The suite of three solo exhibitions by Abdul Abdullah, Abdul-Rahman Abdullah and Khaled Sabsabi is entitled Dark Horizons and it explores the duality of fear through a Muslim lens.
Sydney-based Khaled Sabsabi is one of Australia’s leading moving image artists. Born in Tripoli a few years prior to the Lebanese civil war, Khaled was still a child when he and his brother were forced to flee through the warzone to seek asylum – eventually finding a new home in Sydney’s culturally diverse Western suburbs in the late 1970s.
In his most recent installation entitled We Kill You (2016), courtesy of Milani Gallery in Brisbane, Khaled revisits Lebanon to investigate the shared, and hotly-contested, histories and geography of this region. Produced over a two-year period, the footage includes scenes also shot in Morocco and Saudi Arabia, and is presented as an expansive three channel video installation displayed on two-sided projection-screens suspended from the gallery ceiling.
We Kill You fearlessly delves into a range of themes, from Pan-Arab nationalism and militarisation to the destabilising effects of colonialism. As Khaled states, “the work is another personal chapter in dealing with and showing the factual contradictions of war and the effects it has had on all people everywhere”.
Abdul Abdullah’s paintings and embroidered fabric works bring these stories closer to home with portraits of returned Australian military personnel. The brooding figures in these works sit within a deep black background, their eyes peering out at the viewer from behind an aerosol smiley-face emoji spray-painted across the front of the canvas.
The contradiction of the brightly coloured emoji seems to give voice to an unspoken trauma buried deep within the sitter. Like a jovial mask belying a darker truth, Abdul puts a human face to our role, as Western nations, in global traumas and atrocities happening across the globe, while also highlighting the effects of post-traumatic stress suffered by our military personal in service of their nation.

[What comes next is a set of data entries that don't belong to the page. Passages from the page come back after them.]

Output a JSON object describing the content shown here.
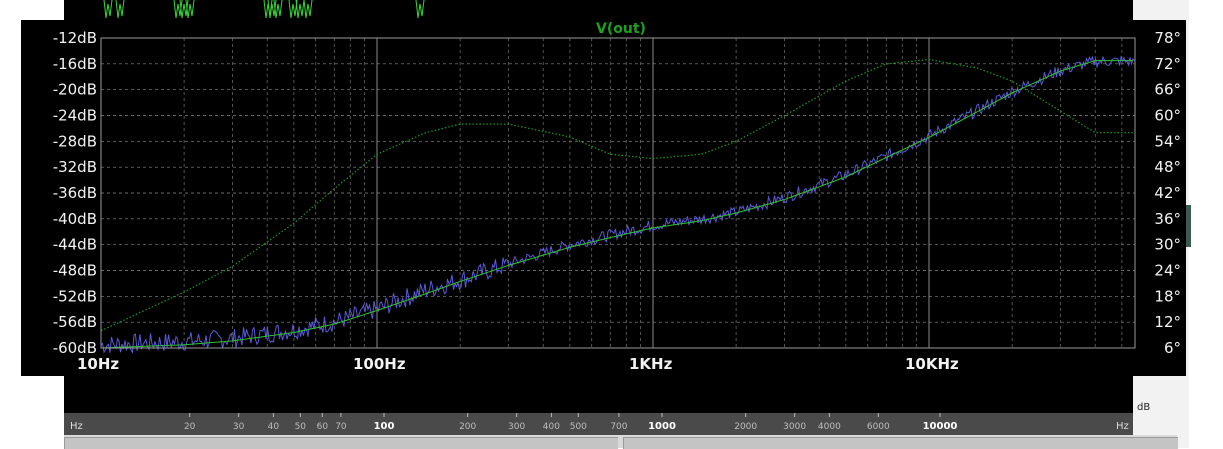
{
  "colors": {
    "magnitude_trace": "#5a5ad8",
    "fit_trace": "#2fc42f",
    "phase_trace": "#229922",
    "top_waveform": "#39d639",
    "grid": "#8a8a8a",
    "title": "#1fa01f"
  },
  "trace_title": "V(out)",
  "left_axis_labels": [
    "-12dB",
    "-16dB",
    "-20dB",
    "-24dB",
    "-28dB",
    "-32dB",
    "-36dB",
    "-40dB",
    "-44dB",
    "-48dB",
    "-52dB",
    "-56dB",
    "-60dB"
  ],
  "right_axis_labels": [
    "78°",
    "72°",
    "66°",
    "60°",
    "54°",
    "48°",
    "42°",
    "36°",
    "30°",
    "24°",
    "18°",
    "12°",
    "6°"
  ],
  "x_axis_labels": [
    {
      "label": "10Hz",
      "hz": 10
    },
    {
      "label": "100Hz",
      "hz": 100
    },
    {
      "label": "1KHz",
      "hz": 1000
    },
    {
      "label": "10KHz",
      "hz": 10000
    }
  ],
  "ruler": {
    "left_label": "Hz",
    "right_label": "Hz",
    "db_label": "dB",
    "ticks": [
      {
        "label": "20",
        "hz": 20
      },
      {
        "label": "30",
        "hz": 30
      },
      {
        "label": "40",
        "hz": 40
      },
      {
        "label": "50",
        "hz": 50
      },
      {
        "label": "60",
        "hz": 60
      },
      {
        "label": "70",
        "hz": 70
      },
      {
        "label": "100",
        "hz": 100,
        "bold": true
      },
      {
        "label": "200",
        "hz": 200
      },
      {
        "label": "300",
        "hz": 300
      },
      {
        "label": "400",
        "hz": 400
      },
      {
        "label": "500",
        "hz": 500
      },
      {
        "label": "700",
        "hz": 700
      },
      {
        "label": "1000",
        "hz": 1000,
        "bold": true
      },
      {
        "label": "2000",
        "hz": 2000
      },
      {
        "label": "3000",
        "hz": 3000
      },
      {
        "label": "4000",
        "hz": 4000
      },
      {
        "label": "6000",
        "hz": 6000
      },
      {
        "label": "10000",
        "hz": 10000,
        "bold": true
      }
    ]
  },
  "chart_data": {
    "type": "line",
    "title": "V(out)",
    "x_scale": "log",
    "xlim_hz": [
      10,
      40000
    ],
    "ylim_db": [
      -60,
      -12
    ],
    "ylim_deg": [
      6,
      78
    ],
    "grid": true,
    "series": [
      {
        "role": "magnitude_fit",
        "x_hz": [
          10,
          20,
          30,
          50,
          70,
          100,
          150,
          200,
          300,
          500,
          700,
          1000,
          1500,
          2000,
          3000,
          5000,
          7000,
          10000,
          15000,
          20000,
          30000,
          40000
        ],
        "y_db": [
          -60,
          -59.5,
          -58.9,
          -57.6,
          -56.3,
          -54.2,
          -51.6,
          -49.7,
          -47.2,
          -44.4,
          -42.9,
          -41.4,
          -40.3,
          -39.1,
          -37,
          -33.5,
          -30.5,
          -27.4,
          -23.4,
          -20.5,
          -17.1,
          -15.5
        ]
      },
      {
        "role": "magnitude_measured",
        "x_hz": [
          10,
          20,
          30,
          50,
          70,
          100,
          150,
          200,
          300,
          500,
          700,
          1000,
          1500,
          2000,
          3000,
          5000,
          7000,
          10000,
          15000,
          20000,
          30000,
          40000
        ],
        "y_db": [
          -59.5,
          -59,
          -58.5,
          -57.2,
          -56,
          -54,
          -51,
          -49.5,
          -47,
          -44,
          -42.5,
          -41,
          -40,
          -39,
          -36.7,
          -33.2,
          -30.3,
          -27.2,
          -23.2,
          -20.3,
          -17,
          -15.6
        ]
      },
      {
        "role": "phase",
        "axis": "right",
        "x_hz": [
          10,
          20,
          30,
          50,
          70,
          100,
          150,
          200,
          300,
          500,
          700,
          1000,
          1500,
          2000,
          3000,
          5000,
          7000,
          10000,
          15000,
          20000,
          30000,
          40000
        ],
        "y_deg": [
          10,
          19,
          25,
          35,
          43,
          51,
          56,
          58,
          58,
          55,
          51,
          50,
          51,
          54,
          60,
          68,
          72,
          73,
          71,
          68,
          61,
          56
        ]
      }
    ]
  }
}
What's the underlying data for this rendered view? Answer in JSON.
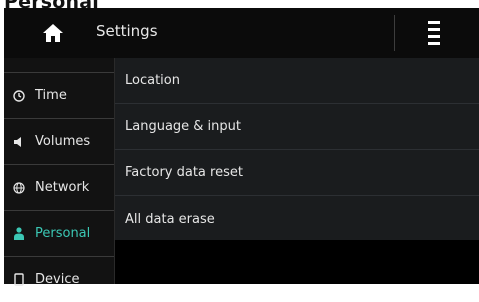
{
  "page": {
    "heading": "Personal"
  },
  "header": {
    "title": "Settings",
    "home_icon": "home-icon",
    "menu_icon": "vertical-menu-icon"
  },
  "sidebar": {
    "items": [
      {
        "label": "Time",
        "icon": "clock-icon",
        "active": false
      },
      {
        "label": "Volumes",
        "icon": "speaker-icon",
        "active": false
      },
      {
        "label": "Network",
        "icon": "globe-icon",
        "active": false
      },
      {
        "label": "Personal",
        "icon": "person-icon",
        "active": true
      },
      {
        "label": "Device",
        "icon": "device-icon",
        "active": false
      }
    ]
  },
  "main": {
    "options": [
      {
        "label": "Location"
      },
      {
        "label": "Language & input"
      },
      {
        "label": "Factory data reset"
      },
      {
        "label": "All data erase"
      }
    ]
  },
  "colors": {
    "accent": "#3bc7b4",
    "header_bg": "#0b0b0b",
    "content_bg": "#1a1c1e",
    "sidebar_bg": "#121212"
  }
}
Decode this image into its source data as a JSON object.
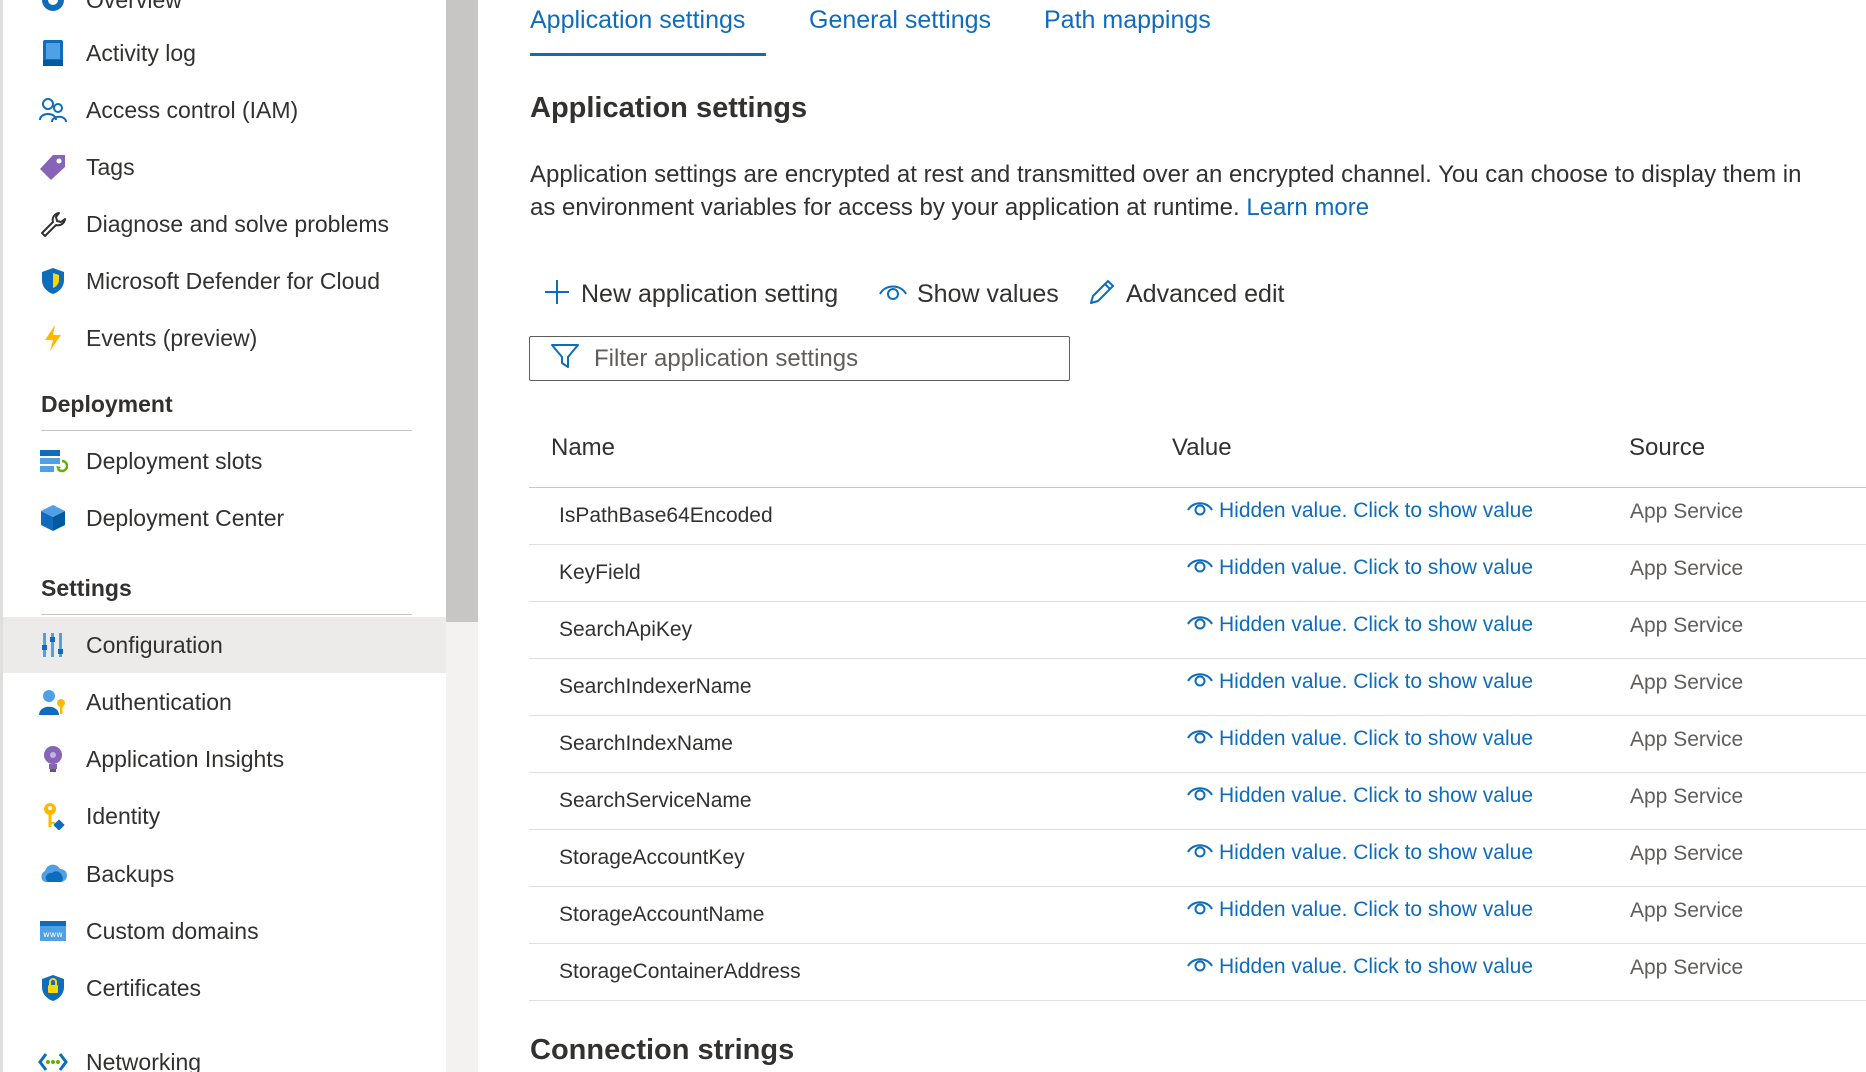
{
  "sidebar": {
    "items_top": [
      {
        "label": "Overview",
        "icon": "overview-icon"
      },
      {
        "label": "Activity log",
        "icon": "activity-log-icon"
      },
      {
        "label": "Access control (IAM)",
        "icon": "people-icon"
      },
      {
        "label": "Tags",
        "icon": "tag-icon"
      },
      {
        "label": "Diagnose and solve problems",
        "icon": "wrench-icon"
      },
      {
        "label": "Microsoft Defender for Cloud",
        "icon": "shield-icon"
      },
      {
        "label": "Events (preview)",
        "icon": "lightning-icon"
      }
    ],
    "deployment_title": "Deployment",
    "deployment_items": [
      {
        "label": "Deployment slots",
        "icon": "deployment-slots-icon"
      },
      {
        "label": "Deployment Center",
        "icon": "cube-icon"
      }
    ],
    "settings_title": "Settings",
    "settings_items": [
      {
        "label": "Configuration",
        "icon": "configuration-sliders-icon",
        "active": true
      },
      {
        "label": "Authentication",
        "icon": "person-key-icon"
      },
      {
        "label": "Application Insights",
        "icon": "lightbulb-icon"
      },
      {
        "label": "Identity",
        "icon": "key-icon"
      },
      {
        "label": "Backups",
        "icon": "cloud-icon"
      },
      {
        "label": "Custom domains",
        "icon": "www-icon"
      },
      {
        "label": "Certificates",
        "icon": "certificate-shield-icon"
      },
      {
        "label": "Networking",
        "icon": "network-icon"
      }
    ]
  },
  "tabs": [
    {
      "label": "Application settings",
      "active": true
    },
    {
      "label": "General settings"
    },
    {
      "label": "Path mappings"
    }
  ],
  "section_title": "Application settings",
  "description": {
    "line1": "Application settings are encrypted at rest and transmitted over an encrypted channel. You can choose to display them in",
    "line2": "as environment variables for access by your application at runtime.",
    "link": "Learn more"
  },
  "commands": {
    "new": "New application setting",
    "show": "Show values",
    "advanced": "Advanced edit"
  },
  "filter": {
    "placeholder": "Filter application settings",
    "value": ""
  },
  "table": {
    "headers": {
      "name": "Name",
      "value": "Value",
      "source": "Source"
    },
    "rows": [
      {
        "name": "IsPathBase64Encoded",
        "value": "Hidden value. Click to show value",
        "source": "App Service"
      },
      {
        "name": "KeyField",
        "value": "Hidden value. Click to show value",
        "source": "App Service"
      },
      {
        "name": "SearchApiKey",
        "value": "Hidden value. Click to show value",
        "source": "App Service"
      },
      {
        "name": "SearchIndexerName",
        "value": "Hidden value. Click to show value",
        "source": "App Service"
      },
      {
        "name": "SearchIndexName",
        "value": "Hidden value. Click to show value",
        "source": "App Service"
      },
      {
        "name": "SearchServiceName",
        "value": "Hidden value. Click to show value",
        "source": "App Service"
      },
      {
        "name": "StorageAccountKey",
        "value": "Hidden value. Click to show value",
        "source": "App Service"
      },
      {
        "name": "StorageAccountName",
        "value": "Hidden value. Click to show value",
        "source": "App Service"
      },
      {
        "name": "StorageContainerAddress",
        "value": "Hidden value. Click to show value",
        "source": "App Service"
      }
    ]
  },
  "connection_strings_title": "Connection strings",
  "colors": {
    "accent": "#0f6cbd",
    "active_nav_bg": "#edebe9",
    "text": "#323130",
    "muted": "#605e5c"
  }
}
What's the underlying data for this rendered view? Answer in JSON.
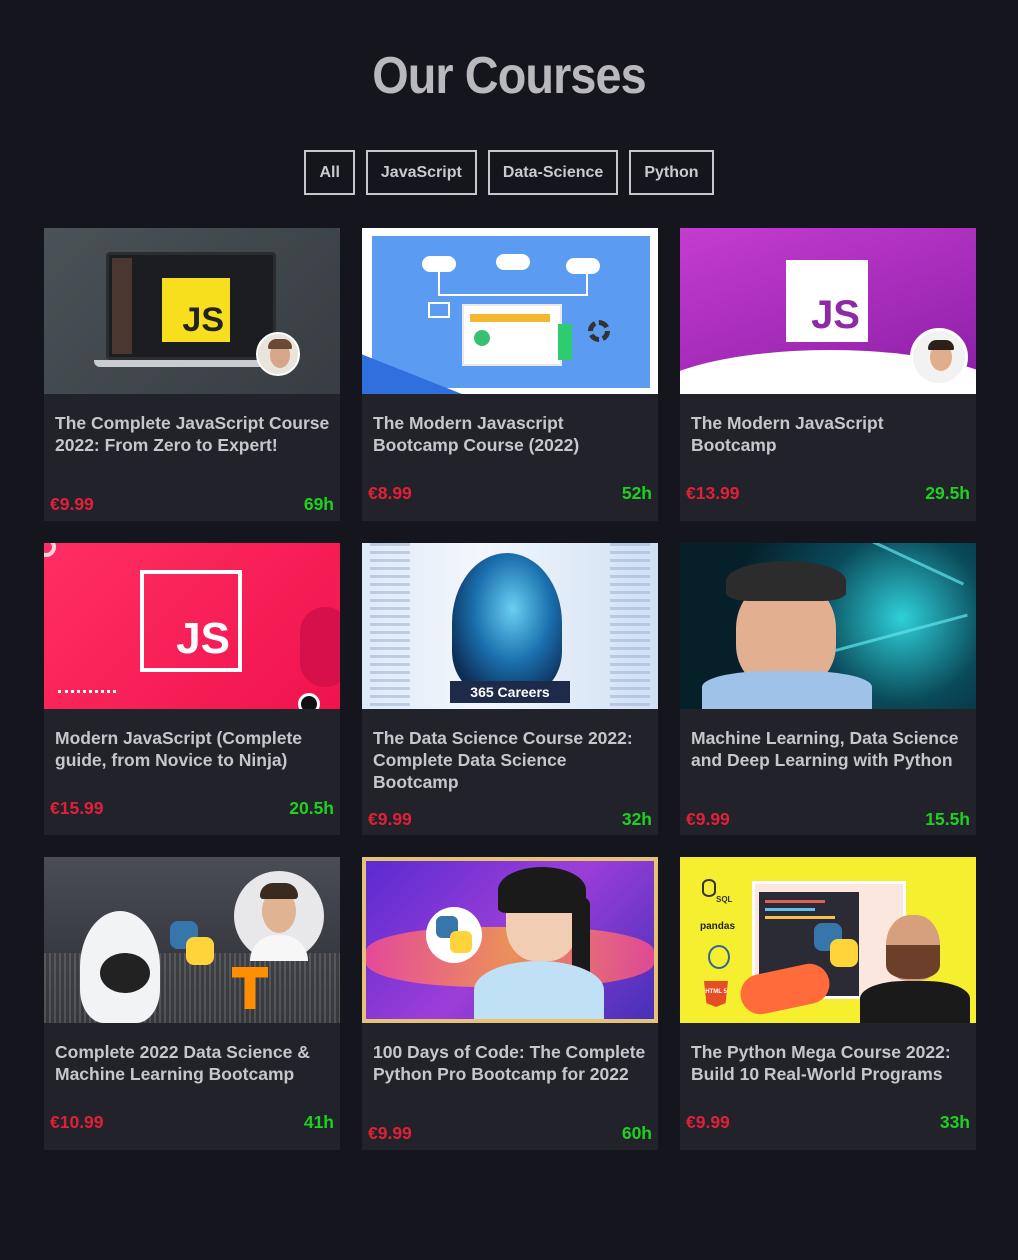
{
  "header": {
    "title": "Our Courses"
  },
  "filters": [
    "All",
    "JavaScript",
    "Data-Science",
    "Python"
  ],
  "courses": [
    {
      "title": "The Complete JavaScript Course 2022: From Zero to Expert!",
      "price": "€9.99",
      "hours": "69h"
    },
    {
      "title": "The Modern Javascript Bootcamp Course (2022)",
      "price": "€8.99",
      "hours": "52h"
    },
    {
      "title": "The Modern JavaScript Bootcamp",
      "price": "€13.99",
      "hours": "29.5h"
    },
    {
      "title": "Modern JavaScript (Complete guide, from Novice to Ninja)",
      "price": "€15.99",
      "hours": "20.5h"
    },
    {
      "title": "The Data Science Course 2022: Complete Data Science Bootcamp",
      "price": "€9.99",
      "hours": "32h"
    },
    {
      "title": "Machine Learning, Data Science and Deep Learning with Python",
      "price": "€9.99",
      "hours": "15.5h"
    },
    {
      "title": "Complete 2022 Data Science & Machine Learning Bootcamp",
      "price": "€10.99",
      "hours": "41h"
    },
    {
      "title": "100 Days of Code: The Complete Python Pro Bootcamp for 2022",
      "price": "€9.99",
      "hours": "60h"
    },
    {
      "title": "The Python Mega Course 2022: Build 10 Real-World Programs",
      "price": "€9.99",
      "hours": "33h"
    }
  ],
  "thumb_text": {
    "js": "JS",
    "careers": "365 Careers",
    "pandas": "pandas",
    "sql": "SQL",
    "html5": "HTML 5"
  },
  "colors": {
    "background": "#15151e",
    "card": "#22222b",
    "price": "#e0203a",
    "hours": "#1fd11f"
  }
}
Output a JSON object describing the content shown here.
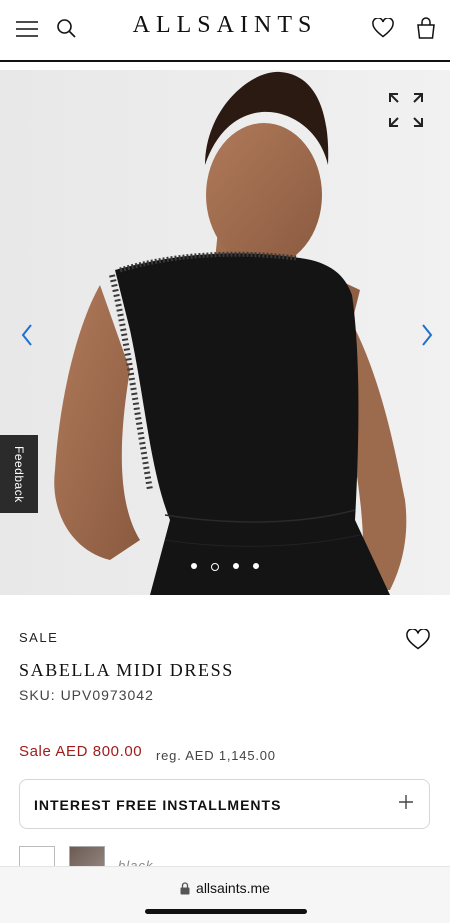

Perth-based Abdul-Rahman Abdullah’s sculptural installation, The Dogs (2017), features a room full of ornate glass chandeliers floating above the gallery floor. Through the soft haze of refracted light a pack of wild black dogs appear, seemingly frozen in mid-flight with teeth bared and ears at full attention. It is unclear whether the dogs in this scene are in pursuit of a target or are fleeing danger themselves, and in this way the black dogs become a powerful symbol of war, fear and hysteria, and the treatment of asylum seekers as unworthy or sub-human.
Director of Pātaka, Reuben Friend, comments “the surrealist quality of Abdul-Rahman’s sculptures creates a dream-like feeling that is at once both wondrous and nightmarish. As a Malay and Anglo-Australian artist, he has tremendous insight into the duality of Western and migrant fears, and a seemingly God-given gift for making both perspectives accessible”.
Alongside this suite of exhibition is a major solo project by New Zealand artist Kerry Ann Lee entitled Fruits in the Backwater (2017) and a solo exhibition by Nandita Kumar entitled Tentacles of Dimensions (2009). These projects are presented as part of ANZ Bank’s Season of Exhibitions at Pātaka Art+Museum exploring the challenges and achievements of ‘new New Zealanders’.